Derryn Hinch: Well, no, it became famous – yeah, he actually – he made a living – a bit of a living as a poor artist in his youth.

Patrick Wanis: I think that’s a great example. So if you’re talking about someone to the extreme, and the extent of Adolf Hitler, yeah, you’re not going to look at his artwork. But what about Cecil B. DeMille; the greatest film director of all time who directed and produced “Samson and Delilah” and also “The Ten Commandments”? Now, he was a married guy. Derryn, he was a married guy who had serial mistresses. So if you follow that principle, you can’t watch those movies.

Derryn Hinch: Now, that’s a fair point. I mean if you – therefore, I mean Tracy and if you going to be that moralistic; Tracy and Hepburn who were a number but were never married. Now, I’m not going down that. I’m saying in the case of Mel Gibson – let’s get back to him for a second. He has form: he is anti-Semitic, he is a racist in my view; that line about “I hope you get gang raped by a pack of niggers” is one of the most disgraceful things I’ve ever heard. I hope he does get run out of Hollywood. I think he’s a disgrace.

Patrick Wanis: Well, I think what’s going to happen is that this is going to backfire – the audio recording is obviously going to damage him and has already started to damage him, but, it’s also going to damage Oksana, his ex-girlfriend, who has released this audio tape and it’s going to damage her for other reasons. But I think it’s simply a point here that we have to say there is a difference between the art and the artist. Most artists become artists whether they are singers or performers or even actors because they come from a place of dysfunction.
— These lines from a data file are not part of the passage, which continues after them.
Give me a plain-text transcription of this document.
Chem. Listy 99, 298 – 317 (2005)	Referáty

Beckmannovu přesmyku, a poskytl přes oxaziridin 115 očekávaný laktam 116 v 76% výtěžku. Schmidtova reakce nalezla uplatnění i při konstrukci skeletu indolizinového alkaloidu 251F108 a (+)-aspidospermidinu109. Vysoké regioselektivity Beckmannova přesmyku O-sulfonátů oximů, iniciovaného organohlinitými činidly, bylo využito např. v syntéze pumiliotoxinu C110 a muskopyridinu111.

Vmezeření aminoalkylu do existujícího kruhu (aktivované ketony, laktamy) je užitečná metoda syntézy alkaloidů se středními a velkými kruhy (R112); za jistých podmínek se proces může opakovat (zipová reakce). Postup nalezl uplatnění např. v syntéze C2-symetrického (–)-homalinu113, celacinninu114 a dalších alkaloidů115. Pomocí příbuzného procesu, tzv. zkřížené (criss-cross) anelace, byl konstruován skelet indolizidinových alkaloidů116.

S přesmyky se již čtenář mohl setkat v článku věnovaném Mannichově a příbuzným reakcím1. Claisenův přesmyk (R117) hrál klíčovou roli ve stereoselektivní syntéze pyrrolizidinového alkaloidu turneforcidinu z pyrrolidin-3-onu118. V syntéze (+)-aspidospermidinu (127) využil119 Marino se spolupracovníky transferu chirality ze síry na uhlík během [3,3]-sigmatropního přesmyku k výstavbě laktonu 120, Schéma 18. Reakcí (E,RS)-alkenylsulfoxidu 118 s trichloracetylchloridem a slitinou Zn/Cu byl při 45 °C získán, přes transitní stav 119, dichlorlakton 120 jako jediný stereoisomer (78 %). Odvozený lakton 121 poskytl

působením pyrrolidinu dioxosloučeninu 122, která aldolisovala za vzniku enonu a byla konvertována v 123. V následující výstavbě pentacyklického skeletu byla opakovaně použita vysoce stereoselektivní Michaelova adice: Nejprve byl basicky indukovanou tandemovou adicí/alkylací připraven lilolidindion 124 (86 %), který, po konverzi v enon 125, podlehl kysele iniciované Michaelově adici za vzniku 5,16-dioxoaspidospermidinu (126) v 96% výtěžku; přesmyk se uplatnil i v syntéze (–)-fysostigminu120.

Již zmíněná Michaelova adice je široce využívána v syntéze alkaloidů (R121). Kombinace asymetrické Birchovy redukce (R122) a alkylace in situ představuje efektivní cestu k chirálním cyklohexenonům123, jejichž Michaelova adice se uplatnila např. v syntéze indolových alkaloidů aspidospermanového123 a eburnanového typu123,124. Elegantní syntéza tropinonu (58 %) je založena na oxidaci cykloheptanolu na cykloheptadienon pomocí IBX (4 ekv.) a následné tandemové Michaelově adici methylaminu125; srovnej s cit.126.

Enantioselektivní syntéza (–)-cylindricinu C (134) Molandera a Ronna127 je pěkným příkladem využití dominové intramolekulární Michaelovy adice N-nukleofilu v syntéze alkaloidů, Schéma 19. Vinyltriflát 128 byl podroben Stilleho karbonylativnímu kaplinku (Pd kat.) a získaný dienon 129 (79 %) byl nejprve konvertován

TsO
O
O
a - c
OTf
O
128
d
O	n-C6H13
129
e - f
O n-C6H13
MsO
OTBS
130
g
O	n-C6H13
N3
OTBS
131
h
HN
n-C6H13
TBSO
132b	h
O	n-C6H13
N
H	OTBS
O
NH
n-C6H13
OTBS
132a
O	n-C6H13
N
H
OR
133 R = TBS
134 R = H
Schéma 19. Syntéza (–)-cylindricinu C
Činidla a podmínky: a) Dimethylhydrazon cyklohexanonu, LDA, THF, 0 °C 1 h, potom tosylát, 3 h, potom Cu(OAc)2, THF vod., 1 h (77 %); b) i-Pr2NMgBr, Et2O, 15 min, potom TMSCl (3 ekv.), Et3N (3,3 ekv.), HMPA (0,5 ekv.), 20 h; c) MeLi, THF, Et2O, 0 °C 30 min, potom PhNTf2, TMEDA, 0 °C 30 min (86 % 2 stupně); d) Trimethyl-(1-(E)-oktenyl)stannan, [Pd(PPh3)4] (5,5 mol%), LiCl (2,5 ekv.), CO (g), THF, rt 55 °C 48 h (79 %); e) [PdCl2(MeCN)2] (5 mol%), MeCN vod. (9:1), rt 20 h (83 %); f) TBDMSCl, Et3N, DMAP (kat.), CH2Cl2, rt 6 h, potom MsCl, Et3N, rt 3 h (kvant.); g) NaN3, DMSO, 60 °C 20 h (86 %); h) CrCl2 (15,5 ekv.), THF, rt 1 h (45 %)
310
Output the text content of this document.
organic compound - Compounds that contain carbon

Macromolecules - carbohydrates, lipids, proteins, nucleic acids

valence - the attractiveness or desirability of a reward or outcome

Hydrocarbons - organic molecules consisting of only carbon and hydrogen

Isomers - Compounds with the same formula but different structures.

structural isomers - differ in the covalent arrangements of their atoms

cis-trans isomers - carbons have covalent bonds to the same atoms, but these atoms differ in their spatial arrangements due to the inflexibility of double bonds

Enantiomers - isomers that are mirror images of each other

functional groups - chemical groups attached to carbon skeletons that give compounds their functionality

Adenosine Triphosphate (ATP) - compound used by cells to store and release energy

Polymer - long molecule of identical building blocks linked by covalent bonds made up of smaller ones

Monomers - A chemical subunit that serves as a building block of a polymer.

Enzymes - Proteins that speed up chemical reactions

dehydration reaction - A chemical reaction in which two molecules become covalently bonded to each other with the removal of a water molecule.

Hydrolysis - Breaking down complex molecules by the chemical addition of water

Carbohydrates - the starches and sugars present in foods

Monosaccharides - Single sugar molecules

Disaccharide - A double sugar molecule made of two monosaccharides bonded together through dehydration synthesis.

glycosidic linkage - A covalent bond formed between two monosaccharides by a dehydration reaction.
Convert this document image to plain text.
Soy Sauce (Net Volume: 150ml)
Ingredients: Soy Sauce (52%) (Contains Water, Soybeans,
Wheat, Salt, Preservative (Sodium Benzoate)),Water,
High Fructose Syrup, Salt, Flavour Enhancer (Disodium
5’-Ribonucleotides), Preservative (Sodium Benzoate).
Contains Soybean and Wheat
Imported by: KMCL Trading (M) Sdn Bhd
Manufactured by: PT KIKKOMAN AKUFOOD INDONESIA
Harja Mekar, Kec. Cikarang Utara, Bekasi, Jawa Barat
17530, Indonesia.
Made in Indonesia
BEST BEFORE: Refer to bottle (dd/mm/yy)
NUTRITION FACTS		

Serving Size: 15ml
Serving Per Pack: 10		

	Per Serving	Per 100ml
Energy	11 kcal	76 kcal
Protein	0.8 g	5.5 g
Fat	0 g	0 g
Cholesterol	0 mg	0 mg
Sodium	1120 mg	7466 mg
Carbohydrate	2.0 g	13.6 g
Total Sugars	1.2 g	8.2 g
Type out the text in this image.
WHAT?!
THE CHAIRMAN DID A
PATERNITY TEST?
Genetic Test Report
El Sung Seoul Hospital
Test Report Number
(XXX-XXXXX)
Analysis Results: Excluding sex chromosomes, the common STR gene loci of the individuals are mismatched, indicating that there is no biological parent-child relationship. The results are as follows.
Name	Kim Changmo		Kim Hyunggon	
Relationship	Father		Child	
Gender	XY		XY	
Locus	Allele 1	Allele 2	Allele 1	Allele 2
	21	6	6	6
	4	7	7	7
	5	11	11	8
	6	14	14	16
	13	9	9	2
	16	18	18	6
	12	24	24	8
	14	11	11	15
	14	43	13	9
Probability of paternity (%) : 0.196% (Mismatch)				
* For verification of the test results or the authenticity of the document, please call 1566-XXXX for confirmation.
Derryn Hinch: Well – no, that’s too broad. That’s too broad. I know of a lot of actors; I have been married to an actress – who are not dysfunctional and they’re not out there, and this racist and this sexist…I mean, Gibson, he ticks every box. I mean, there’s nothing, nothing to defend this man.

Patrick Wanis: Well, I’m not defending what he’s doing. Obviously, everything he’s done is wrong. There’s no way to defend what he’s done because he’s made homophobic remarks, he’s made sexist remarks.

Derryn Hinch: Yeah.

Patrick Wanis: He’s made racist remarks and he’s made threats of death and threats of violence. We cannot justify that. All I’m saying is, do we need to know all of the details? You know, here in the U.S. people have been listening to this recording – the entire recording over and over and over again. I don’t think it benefits us emotionally. I don’t think it benefits us psychologically.

Derryn Hinch: Well, I think — we’ll just —

Patrick Wanis: And I don’t think it benefits us artistically.

Derryn Hinch: Well, I think it tells us about who and what he is. Well, Mr. Wanis, we run out of time. I thank you for yours.

Patrick Wanis: Thanks, Derryn.

Derryn Hinch: Thank you. Patrick Wanis, the Human Behavior Expert based in the United States.